“Can’t I just calm down and enjoy the day? On a day when friends and fellow travellers have been beaten and arrested, no, I can’t. Sorry.”

–Laurie Penny, British journalist, gives her 140-character take.

There’s been a bit of a tussle in certain corners of the American progressive blogosphere over yesterday’s royal wedding.

I totally get the argument that everyone’s entitled to a bit of mindless cheesy celeb-gawking fun every once in a while. I totally get pomp. The wedding itself isn’t to my taste, but given my own pop culture preferences, I don’t really have any esthetic grounds for looking down my nose at it.

But here’s the thing. The British royal family has a long and sordid tradition of ethnic nastiness, a tradition that extends directly to this particular groom’s brother. It has a long and sordid tradition of sexual nastiness, a tradition that extends directly to this groom’s father’s treatment of this groom’s mother. It has a pretty long and sordid tradition of class-based nastiness, a tradition that absolutely and completely suffused yesterday’s spectacle.

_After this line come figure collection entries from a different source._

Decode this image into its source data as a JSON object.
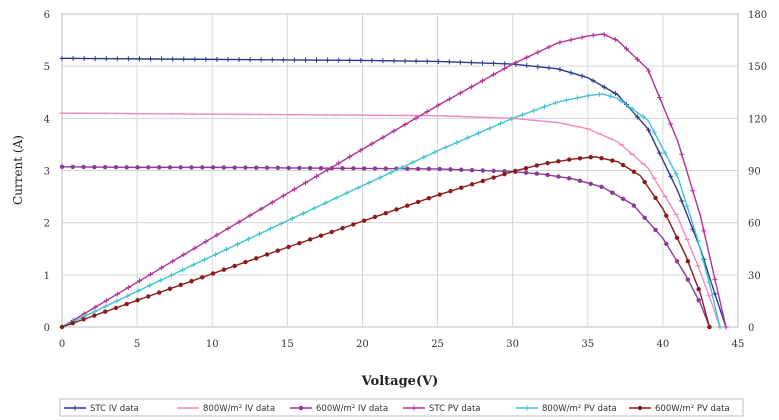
{
  "chart_data": {
    "type": "line",
    "xlabel": "Voltage(V)",
    "ylabel": "Current (A)",
    "x_range": [
      0,
      45
    ],
    "ylim_left": [
      0,
      6
    ],
    "ylim_right": [
      0,
      180
    ],
    "x_ticks": [
      0,
      5,
      10,
      15,
      20,
      25,
      30,
      35,
      40,
      45
    ],
    "y_left_ticks": [
      0,
      1,
      2,
      3,
      4,
      5,
      6
    ],
    "y_right_ticks": [
      0,
      30,
      60,
      90,
      120,
      150,
      180
    ],
    "grid": true,
    "legend_position": "bottom",
    "series": [
      {
        "name": "STC IV data",
        "axis": "left",
        "color": "#2b3a8c",
        "marker": "plus",
        "x": [
          0,
          5,
          10,
          15,
          20,
          25,
          30,
          33,
          35,
          37,
          39,
          41,
          42.5,
          43.5,
          44.2
        ],
        "y": [
          5.15,
          5.14,
          5.13,
          5.12,
          5.11,
          5.09,
          5.04,
          4.95,
          4.78,
          4.45,
          3.8,
          2.6,
          1.5,
          0.6,
          0
        ]
      },
      {
        "name": "800W/m² IV data",
        "axis": "left",
        "color": "#f08cc0",
        "marker": "dash",
        "x": [
          0,
          5,
          10,
          15,
          20,
          25,
          30,
          33,
          35,
          37,
          39,
          41,
          42.3,
          43.2,
          43.8
        ],
        "y": [
          4.1,
          4.09,
          4.08,
          4.07,
          4.06,
          4.05,
          4.0,
          3.92,
          3.8,
          3.55,
          3.05,
          2.1,
          1.2,
          0.5,
          0
        ]
      },
      {
        "name": "600W/m² IV data",
        "axis": "left",
        "color": "#8b3a9a",
        "marker": "circle",
        "x": [
          0,
          5,
          10,
          15,
          20,
          25,
          30,
          32,
          34,
          36,
          38,
          40,
          41.5,
          42.5,
          43.1
        ],
        "y": [
          3.07,
          3.06,
          3.06,
          3.05,
          3.04,
          3.03,
          2.98,
          2.93,
          2.84,
          2.68,
          2.35,
          1.7,
          1.0,
          0.45,
          0
        ]
      },
      {
        "name": "STC PV data",
        "axis": "right",
        "color": "#b0309a",
        "marker": "plus",
        "x": [
          0,
          5,
          10,
          15,
          20,
          25,
          30,
          33,
          35,
          36,
          37,
          39,
          41,
          42.5,
          43.5,
          44.2
        ],
        "y": [
          0,
          25.7,
          51.3,
          76.8,
          102.2,
          127.3,
          151.2,
          163.4,
          167.3,
          168.5,
          164.7,
          148.2,
          106.6,
          63.8,
          26.1,
          0
        ]
      },
      {
        "name": "800W/m² PV data",
        "axis": "right",
        "color": "#40c4d0",
        "marker": "plus",
        "x": [
          0,
          5,
          10,
          15,
          20,
          25,
          30,
          33,
          35,
          36,
          37,
          39,
          41,
          42.3,
          43.2,
          43.8
        ],
        "y": [
          0,
          20.5,
          40.8,
          61.1,
          81.2,
          101.3,
          120.0,
          129.4,
          133.0,
          134.0,
          131.4,
          119.0,
          86.1,
          50.8,
          21.6,
          0
        ]
      },
      {
        "name": "600W/m² PV data",
        "axis": "right",
        "color": "#8b1a1a",
        "marker": "circle",
        "x": [
          0,
          5,
          10,
          15,
          20,
          25,
          30,
          32,
          34,
          35.5,
          37,
          38.5,
          40,
          41.5,
          42.5,
          43.1
        ],
        "y": [
          0,
          15.3,
          30.6,
          45.8,
          60.8,
          75.8,
          89.4,
          93.8,
          96.6,
          97.9,
          95.0,
          87.0,
          68.0,
          41.5,
          19.1,
          0
        ]
      }
    ]
  }
}
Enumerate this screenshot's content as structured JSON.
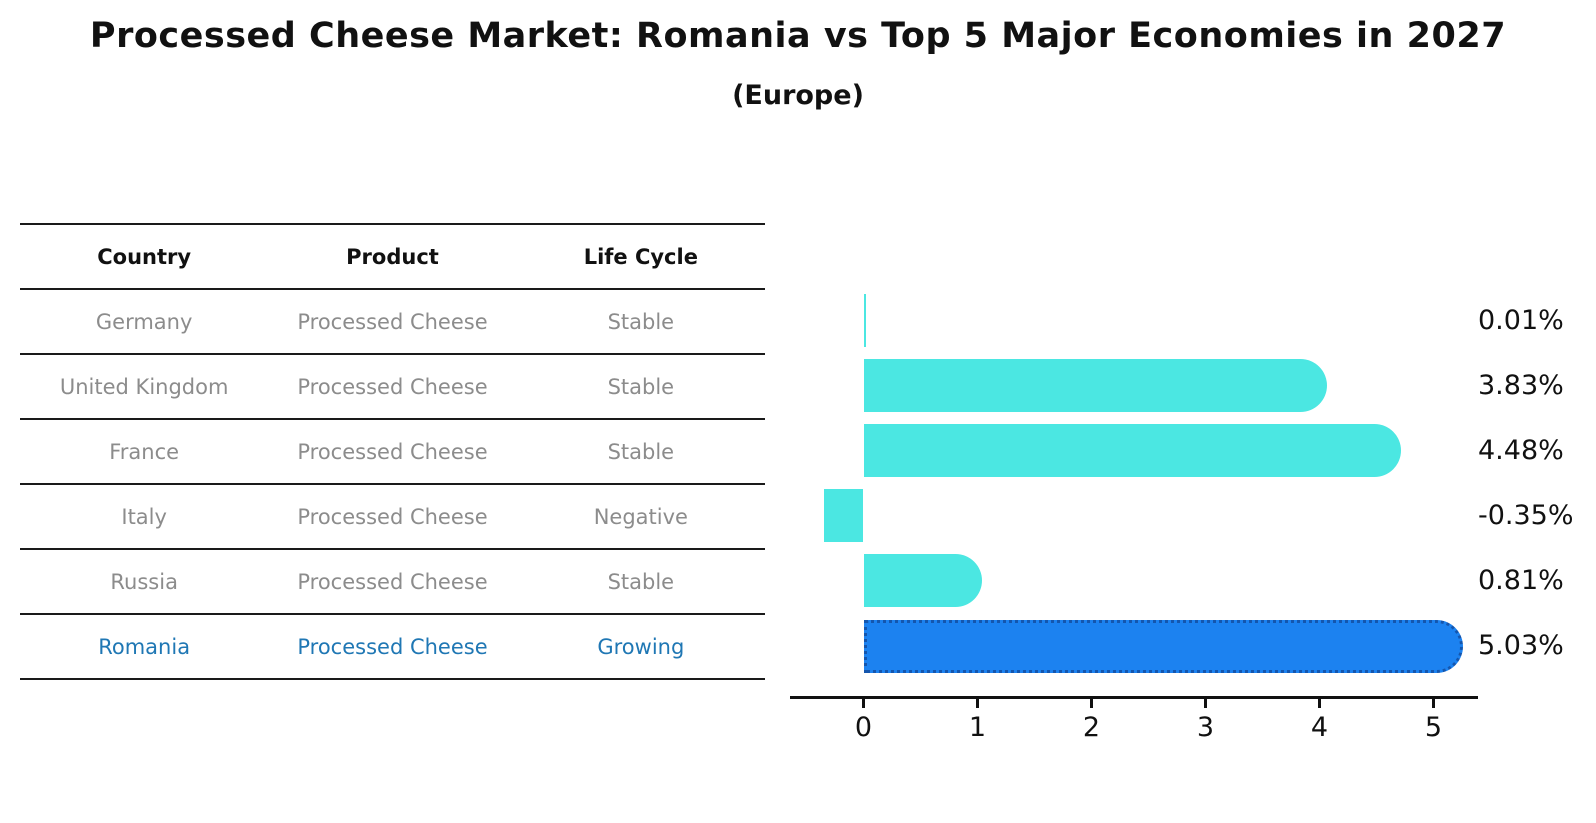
{
  "title": "Processed Cheese Market: Romania vs Top 5 Major Economies in 2027",
  "subtitle": "(Europe)",
  "table": {
    "headers": [
      "Country",
      "Product",
      "Life Cycle"
    ],
    "rows": [
      {
        "country": "Germany",
        "product": "Processed Cheese",
        "life_cycle": "Stable",
        "highlight": false
      },
      {
        "country": "United Kingdom",
        "product": "Processed Cheese",
        "life_cycle": "Stable",
        "highlight": false
      },
      {
        "country": "France",
        "product": "Processed Cheese",
        "life_cycle": "Stable",
        "highlight": false
      },
      {
        "country": "Italy",
        "product": "Processed Cheese",
        "life_cycle": "Negative",
        "highlight": false
      },
      {
        "country": "Russia",
        "product": "Processed Cheese",
        "life_cycle": "Stable",
        "highlight": false
      },
      {
        "country": "Romania",
        "product": "Processed Cheese",
        "life_cycle": "Growing",
        "highlight": true
      }
    ]
  },
  "chart_data": {
    "type": "bar",
    "orientation": "horizontal",
    "categories": [
      "Germany",
      "United Kingdom",
      "France",
      "Italy",
      "Russia",
      "Romania"
    ],
    "values": [
      0.01,
      3.83,
      4.48,
      -0.35,
      0.81,
      5.03
    ],
    "value_labels": [
      "0.01%",
      "3.83%",
      "4.48%",
      "-0.35%",
      "0.81%",
      "5.03%"
    ],
    "units": "percent CAGR",
    "xticks": [
      "0",
      "1",
      "2",
      "3",
      "4",
      "5"
    ],
    "xlim": [
      -0.65,
      5.4
    ],
    "grid": false,
    "legend": false,
    "bar_color": "#4be7e2",
    "highlight_bar_color": "#1c82f0",
    "highlight_bar_edge_color": "#1456ae",
    "highlight_text_color": "#1f77b4",
    "highlight_index": 5
  }
}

Add to that the fact that the wedding is speculated to have cost the British taxpayer as much as fifty million pounds, at a time when Britain is slashing services to the poor. Add to THAT the fact that a huge number of left-wing activists in London were rounded up over the last week, in flagrant violation of their civil liberties, under the pretext of keeping things calm and cozy for the royals and their clique. Add to THAT the fact that each living Tory Prime Minister and ex-PM was invited to the wedding and neither of the two living Labor PMs were.

Add all that together, and I’d say that it’s at the very least an event that deserves some skeptical progressive analysis along with all the rah-rah.

The British understand this, by the way. UK media have been full of political analysis not only of the wedding itself, but also its reception. And that’s as it should be.